Online dating application

happn is a French location-based social search mobile and web application that allows users to like or dislike other users, and allows users to chat if both parties liked each other (a match). The app is used as an online dating application.

== History ==
happn was founded by Didier Rappaport, Fabien Cohen and Antony Cohen in 2014. and developed by FTW & Co. In July 2014, the app had 40,000 daily users. In January 2016, happn had 10 million users.

The number of subscribers remained stable between 2018 and February 2019: around fifty million users were then registered in around forty countries around the world, including nearly four million in France and nearly one million in Paris.
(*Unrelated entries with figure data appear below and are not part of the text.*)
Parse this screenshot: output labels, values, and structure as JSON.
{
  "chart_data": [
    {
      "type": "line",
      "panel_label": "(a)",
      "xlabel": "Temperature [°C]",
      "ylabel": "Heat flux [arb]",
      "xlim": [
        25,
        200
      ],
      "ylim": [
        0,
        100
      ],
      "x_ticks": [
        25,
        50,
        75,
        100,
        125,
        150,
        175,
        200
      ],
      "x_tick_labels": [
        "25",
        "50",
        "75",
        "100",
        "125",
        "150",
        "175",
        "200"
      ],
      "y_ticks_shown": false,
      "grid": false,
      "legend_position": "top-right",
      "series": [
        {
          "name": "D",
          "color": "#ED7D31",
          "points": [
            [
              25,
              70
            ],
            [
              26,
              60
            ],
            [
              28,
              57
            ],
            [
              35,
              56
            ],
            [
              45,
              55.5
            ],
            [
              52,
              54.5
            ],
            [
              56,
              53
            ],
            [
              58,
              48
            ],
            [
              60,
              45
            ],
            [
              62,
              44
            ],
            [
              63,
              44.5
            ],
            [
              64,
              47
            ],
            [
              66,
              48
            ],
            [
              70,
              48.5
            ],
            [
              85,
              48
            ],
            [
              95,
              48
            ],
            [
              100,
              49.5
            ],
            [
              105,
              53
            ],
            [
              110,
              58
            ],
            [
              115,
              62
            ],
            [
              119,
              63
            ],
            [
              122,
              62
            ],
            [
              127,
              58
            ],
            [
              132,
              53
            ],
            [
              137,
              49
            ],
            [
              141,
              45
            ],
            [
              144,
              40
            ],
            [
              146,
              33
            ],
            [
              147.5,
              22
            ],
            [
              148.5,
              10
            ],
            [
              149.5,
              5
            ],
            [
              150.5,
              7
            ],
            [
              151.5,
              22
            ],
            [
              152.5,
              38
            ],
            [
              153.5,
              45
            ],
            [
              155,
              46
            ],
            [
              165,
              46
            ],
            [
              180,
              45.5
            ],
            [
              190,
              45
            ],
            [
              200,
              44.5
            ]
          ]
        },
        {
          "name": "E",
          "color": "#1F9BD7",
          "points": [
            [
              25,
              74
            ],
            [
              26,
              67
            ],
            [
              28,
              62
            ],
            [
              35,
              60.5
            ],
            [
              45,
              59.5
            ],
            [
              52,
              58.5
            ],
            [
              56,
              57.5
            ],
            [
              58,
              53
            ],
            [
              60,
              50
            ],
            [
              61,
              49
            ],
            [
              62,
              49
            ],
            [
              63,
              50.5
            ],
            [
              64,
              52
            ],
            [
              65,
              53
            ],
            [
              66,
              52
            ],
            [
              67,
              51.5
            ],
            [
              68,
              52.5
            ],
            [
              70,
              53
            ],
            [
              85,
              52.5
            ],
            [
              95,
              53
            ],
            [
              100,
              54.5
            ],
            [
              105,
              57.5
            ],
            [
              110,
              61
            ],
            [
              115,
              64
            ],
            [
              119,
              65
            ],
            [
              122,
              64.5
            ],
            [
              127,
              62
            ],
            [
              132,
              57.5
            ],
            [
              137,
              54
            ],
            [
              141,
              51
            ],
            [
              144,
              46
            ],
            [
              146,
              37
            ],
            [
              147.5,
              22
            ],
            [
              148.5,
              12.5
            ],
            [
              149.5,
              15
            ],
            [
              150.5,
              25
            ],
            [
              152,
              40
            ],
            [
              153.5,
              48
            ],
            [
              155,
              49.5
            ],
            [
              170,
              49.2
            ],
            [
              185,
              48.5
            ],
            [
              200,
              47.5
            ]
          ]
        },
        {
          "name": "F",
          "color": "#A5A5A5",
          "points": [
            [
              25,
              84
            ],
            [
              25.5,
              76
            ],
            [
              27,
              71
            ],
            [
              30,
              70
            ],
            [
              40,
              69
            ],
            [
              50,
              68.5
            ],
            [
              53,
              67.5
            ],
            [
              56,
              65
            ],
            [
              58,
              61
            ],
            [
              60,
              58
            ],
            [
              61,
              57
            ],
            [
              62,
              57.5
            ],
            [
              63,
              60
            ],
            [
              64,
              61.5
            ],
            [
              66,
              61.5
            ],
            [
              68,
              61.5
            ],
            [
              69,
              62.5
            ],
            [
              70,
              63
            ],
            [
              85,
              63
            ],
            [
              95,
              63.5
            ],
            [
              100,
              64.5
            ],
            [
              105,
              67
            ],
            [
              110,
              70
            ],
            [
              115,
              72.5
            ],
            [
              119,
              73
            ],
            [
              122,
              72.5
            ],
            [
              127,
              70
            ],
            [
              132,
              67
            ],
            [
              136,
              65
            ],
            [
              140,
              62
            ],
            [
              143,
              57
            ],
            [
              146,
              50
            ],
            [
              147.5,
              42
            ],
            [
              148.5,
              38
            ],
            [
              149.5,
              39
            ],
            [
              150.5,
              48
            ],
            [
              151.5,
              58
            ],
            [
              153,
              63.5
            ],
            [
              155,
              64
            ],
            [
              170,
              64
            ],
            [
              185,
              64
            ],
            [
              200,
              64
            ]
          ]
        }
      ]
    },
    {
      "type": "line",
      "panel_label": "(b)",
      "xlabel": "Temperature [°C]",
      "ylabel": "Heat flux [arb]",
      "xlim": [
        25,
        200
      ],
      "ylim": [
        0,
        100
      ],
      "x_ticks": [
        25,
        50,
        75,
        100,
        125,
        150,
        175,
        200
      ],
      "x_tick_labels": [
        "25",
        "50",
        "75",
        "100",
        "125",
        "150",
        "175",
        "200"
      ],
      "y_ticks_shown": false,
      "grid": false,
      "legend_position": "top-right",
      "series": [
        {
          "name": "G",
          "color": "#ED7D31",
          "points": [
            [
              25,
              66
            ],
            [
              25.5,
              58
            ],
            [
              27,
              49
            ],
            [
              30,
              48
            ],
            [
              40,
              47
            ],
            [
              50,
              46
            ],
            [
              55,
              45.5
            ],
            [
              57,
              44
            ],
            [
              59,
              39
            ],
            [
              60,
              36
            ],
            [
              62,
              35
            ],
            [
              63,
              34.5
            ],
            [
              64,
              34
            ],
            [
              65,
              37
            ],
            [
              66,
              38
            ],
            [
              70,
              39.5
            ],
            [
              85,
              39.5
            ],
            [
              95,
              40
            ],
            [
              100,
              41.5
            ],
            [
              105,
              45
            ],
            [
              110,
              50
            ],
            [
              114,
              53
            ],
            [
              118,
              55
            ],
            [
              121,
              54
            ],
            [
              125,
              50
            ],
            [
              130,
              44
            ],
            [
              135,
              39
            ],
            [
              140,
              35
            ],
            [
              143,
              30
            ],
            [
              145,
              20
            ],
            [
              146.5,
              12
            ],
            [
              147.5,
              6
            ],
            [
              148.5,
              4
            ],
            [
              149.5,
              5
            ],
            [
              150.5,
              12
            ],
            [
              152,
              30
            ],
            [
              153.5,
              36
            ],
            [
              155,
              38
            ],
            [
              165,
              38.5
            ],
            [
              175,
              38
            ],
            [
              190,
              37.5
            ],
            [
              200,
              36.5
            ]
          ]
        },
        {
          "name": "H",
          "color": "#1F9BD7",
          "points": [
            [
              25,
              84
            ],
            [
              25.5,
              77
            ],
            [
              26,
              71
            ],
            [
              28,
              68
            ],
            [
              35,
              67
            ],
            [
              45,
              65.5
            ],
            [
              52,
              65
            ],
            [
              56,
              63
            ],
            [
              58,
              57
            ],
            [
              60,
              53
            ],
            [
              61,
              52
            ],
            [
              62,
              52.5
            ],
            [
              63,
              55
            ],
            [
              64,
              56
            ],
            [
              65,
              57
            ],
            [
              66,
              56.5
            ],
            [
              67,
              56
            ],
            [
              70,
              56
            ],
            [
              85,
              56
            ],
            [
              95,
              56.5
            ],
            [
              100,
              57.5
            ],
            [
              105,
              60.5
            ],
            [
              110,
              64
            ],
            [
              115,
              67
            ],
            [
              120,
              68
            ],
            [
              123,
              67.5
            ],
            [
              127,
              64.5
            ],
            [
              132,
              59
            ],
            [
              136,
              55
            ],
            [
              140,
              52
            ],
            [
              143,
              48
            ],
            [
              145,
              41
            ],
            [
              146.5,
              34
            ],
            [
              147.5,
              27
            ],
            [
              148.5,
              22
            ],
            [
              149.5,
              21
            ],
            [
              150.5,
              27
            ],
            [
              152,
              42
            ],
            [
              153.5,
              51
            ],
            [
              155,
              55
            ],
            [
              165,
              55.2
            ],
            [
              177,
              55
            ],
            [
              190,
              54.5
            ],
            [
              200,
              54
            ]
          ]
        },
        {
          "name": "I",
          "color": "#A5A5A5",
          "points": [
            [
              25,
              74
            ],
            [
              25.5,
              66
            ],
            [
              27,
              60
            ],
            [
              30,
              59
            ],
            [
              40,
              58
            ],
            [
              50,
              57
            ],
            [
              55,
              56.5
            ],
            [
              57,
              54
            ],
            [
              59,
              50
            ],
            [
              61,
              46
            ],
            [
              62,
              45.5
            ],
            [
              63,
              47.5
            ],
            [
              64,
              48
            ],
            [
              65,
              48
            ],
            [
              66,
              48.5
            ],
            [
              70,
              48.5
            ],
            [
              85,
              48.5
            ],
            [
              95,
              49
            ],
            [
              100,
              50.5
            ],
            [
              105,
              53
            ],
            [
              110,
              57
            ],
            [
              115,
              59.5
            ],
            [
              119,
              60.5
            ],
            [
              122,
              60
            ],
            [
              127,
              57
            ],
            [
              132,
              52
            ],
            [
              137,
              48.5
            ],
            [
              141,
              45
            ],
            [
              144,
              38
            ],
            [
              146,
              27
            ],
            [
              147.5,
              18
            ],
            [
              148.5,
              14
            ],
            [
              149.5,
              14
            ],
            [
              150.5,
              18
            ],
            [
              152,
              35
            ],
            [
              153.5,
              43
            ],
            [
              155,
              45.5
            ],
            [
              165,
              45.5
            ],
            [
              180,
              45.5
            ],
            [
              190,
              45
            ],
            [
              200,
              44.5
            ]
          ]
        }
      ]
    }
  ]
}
The company then employed more than one hundred people.

In July 2021, Didier Rappaport left the company following the publication of an article by Mediapart exposing allegations of sexual behaviour and harassment towards his employees (70 testimonials from the company’s current and former employees).

In 2021, the company launched a web version. In 2025, the web version is no longer available, the company focuses only on the mobile app.

In September, 2025, happn was acquired by Hello Group, an Asian social and dating app operator.

== Features and use ==
The focus of happn is to match users based on locations where they've crossed paths.

The application is compatible with Android, iPhone, Windows and web browsers. The app uses a feed based upon the location of users' phone, listing possible matches.